Cela étant, la Cour de céans appliquant le droit d’office dans le cadre des conclusions prises, il faut relever ceci. L’appelant conclut, au stade de l’appel comme au dernier état de ses conclusions de première instance, à ce que la contribution d’entretien en faveur de l’épouse soit supprimée à compter du 7 juin 2019. L’intimée a conclu, devant le juge civil, au rejet pur et simple de la requête en modification de mesures provisionnelles du 7 juin 2019 et au rejet de la requête complémentaire du 7 avril 2021 et, subsidiairement, en se fondant sur des faits nouveaux (la décision en matière d’assurance-invalidité du 05.12.2019), à ce que la contribution d’entretien en sa faveur soit fixée à 5'439 francs. L’augmentation de la contribution d’entretien à laquelle conduit la décision querellée n’impliquait donc pas qu’il était statué ultra petita – l’appelant ne le prétend du reste pas –, ce que la Cour de céans aurait alors dû constater dans le cadre d’une application d’office du droit.
L’appel est donc mal fondé en tant qu’il concerne la période s’écoulant du 7 juin 2019 au 31 octobre 2020.
4. a) S’agissant de la période postérieure au 31 mars 2022, l’appelant soutient que sa situation financière ne lui permet plus de servir une contribution d’entretien à son épouse et reproche notamment au premier juge de lui avoir imputé un revenu hypothétique en violation des règles jurisprudentielles, en particulier sans prendre en compte la circonstance fondamentale de son déménagement en Espagne.
b) Sauf erreur ou omission, la motivation du premier juge sur la question du revenu hypothétique imputé à l’époux se limite à ceci : « [l]e demandeur dispose d’une pleine capacité de travail et est âgé de 54 ans en 2022. Il est titulaire d’un diplôme universitaire d’ingénieur en télécommunications ainsi que d’un MBA en gestion d’entreprise.

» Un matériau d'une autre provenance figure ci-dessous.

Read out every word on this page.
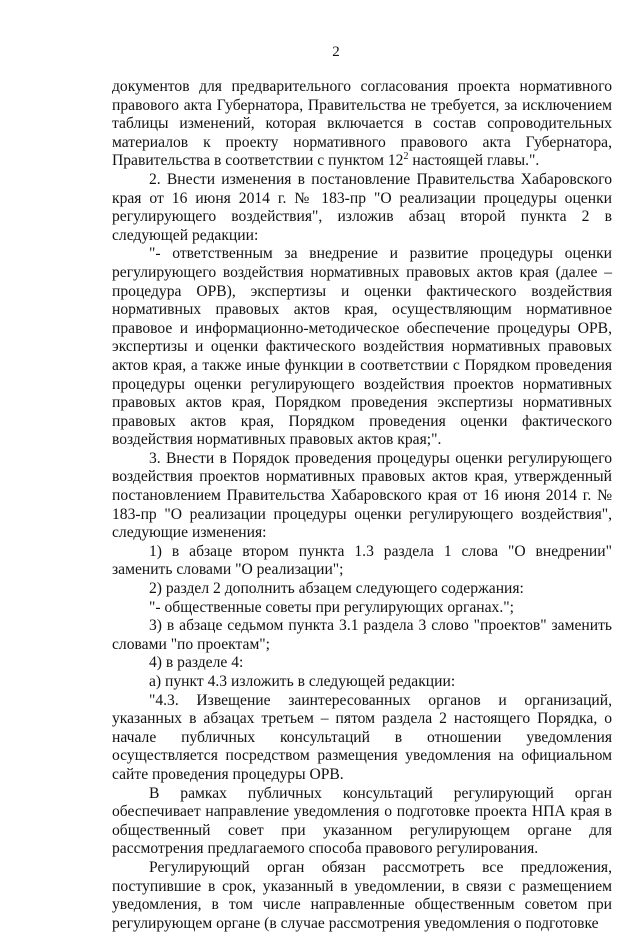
2

документов для предварительного согласования проекта нормативного правового акта Губернатора, Правительства не требуется, за исключением таблицы изменений, которая включается в состав сопроводительных материалов к проекту нормативного правового акта Губернатора, Правительства в соответствии с пунктом $12^2$ настоящей главы.".

2. Внести изменения в постановление Правительства Хабаровского края от 16 июня 2014 г. № 183-пр "О реализации процедуры оценки регулирующего воздействия", изложив абзац второй пункта 2 в следующей редакции:

"- ответственным за внедрение и развитие процедуры оценки регулирующего воздействия нормативных правовых актов края (далее – процедура ОРВ), экспертизы и оценки фактического воздействия нормативных правовых актов края, осуществляющим нормативное правовое и информационно-методическое обеспечение процедуры ОРВ, экспертизы и оценки фактического воздействия нормативных правовых актов края, а также иные функции в соответствии с Порядком проведения процедуры оценки регулирующего воздействия проектов нормативных правовых актов края, Порядком проведения экспертизы нормативных правовых актов края, Порядком проведения оценки фактического воздействия нормативных правовых актов края;".

3. Внести в Порядок проведения процедуры оценки регулирующего воздействия проектов нормативных правовых актов края, утвержденный постановлением Правительства Хабаровского края от 16 июня 2014 г. № 183-пр "О реализации процедуры оценки регулирующего воздействия", следующие изменения:

1) в абзаце втором пункта 1.3 раздела 1 слова "О внедрении" заменить словами "О реализации";

2) раздел 2 дополнить абзацем следующего содержания:

"- общественные советы при регулирующих органах.";

3) в абзаце седьмом пункта 3.1 раздела 3 слово "проектов" заменить словами "по проектам";

4) в разделе 4:

а) пункт 4.3 изложить в следующей редакции:

"4.3. Извещение заинтересованных органов и организаций, указанных в абзацах третьем – пятом раздела 2 настоящего Порядка, о начале публичных консультаций в отношении уведомления осуществляется посредством размещения уведомления на официальном сайте проведения процедуры ОРВ.

В рамках публичных консультаций регулирующий орган обеспечивает направление уведомления о подготовке проекта НПА края в общественный совет при указанном регулирующем органе для рассмотрения предлагаемого способа правового регулирования.

Регулирующий орган обязан рассмотреть все предложения, поступившие в срок, указанный в уведомлении, в связи с размещением уведомления, в том числе направленные общественным советом при регулирующем органе (в случае рассмотрения уведомления о подготовке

Il n’est pas arbitraire de considérer qu’il bénéficie d’une grande expérience dans la gestion de projets et la protection des données, ayant travaillé depuis 2001 en tant que Senior Project Manager (2001-2012 ; 2012-2017) et depuis 2018 en tant que consultant en protection des données. D’après les statistiques salarium [suit une évaluation sur la base des données pour la région Suisse centrale, etc.]) ». La circonstance fondamentale, alléguée par l’appelant, de son départ en Espagne n’est pas évoquée. Or, lors de son audition devant le Tribunal civil le 13 avril 2021, il avait déclaré ceci : « Je confirme que j’ai quitté la Suisse le 16 octobre 2020 pour aller m’installer à Z.________. Il s’agit de ma ville natale. Je vis dans un appartement avec mes enfants. Ma compagne habite toujours en Suisse, elle travaille à Zurich. […] Je suis taxé au niveau de mes revenus et de ma fortune uniquement en Suisse, respectivement à Schwyz et je ne suis pas taxé en Espagne. En 2020, j’ai passé la majorité de l’année en Suisse de telle sorte que j’ai été taxé en Suisse même avec les avoirs que j’ai en Espagne. En 2021, au vu de ma situation familiale actuelle, je vais changer mon lieu de résidence dans les prochains mois et déposer mes papiers à Z.________ de telle sorte que je serai taxé en Espagne. J’ai fait des recherches d’emploi en Espagne. Depuis 2020, je regarde les offres d’emploi sur les deux marchés soit la Suisse et l’Espagne. J’ai toutes les recherches d’emploi que j’ai effectuées. […] J’ai des comptes bancaires en Suisse et en Espagne. Je confirme que j’ai un appartement en copropriété avec mon épouse dans la ville de Z.________, je précise que j’ai également acquis un autre appartement dont je suis copropriétaire avec la mère de mes enfants. J’ai également un tiers d’un appartement dont j’ai hérité de ma maman qui se situe dans un village aux alentours de Z.________ ». Le départ en Espagne et la domiciliation de l’appelant dans ce pays ont été confirmés le 19 octobre 2021, avec effet au 1er août 2021, sans toutefois être documentés.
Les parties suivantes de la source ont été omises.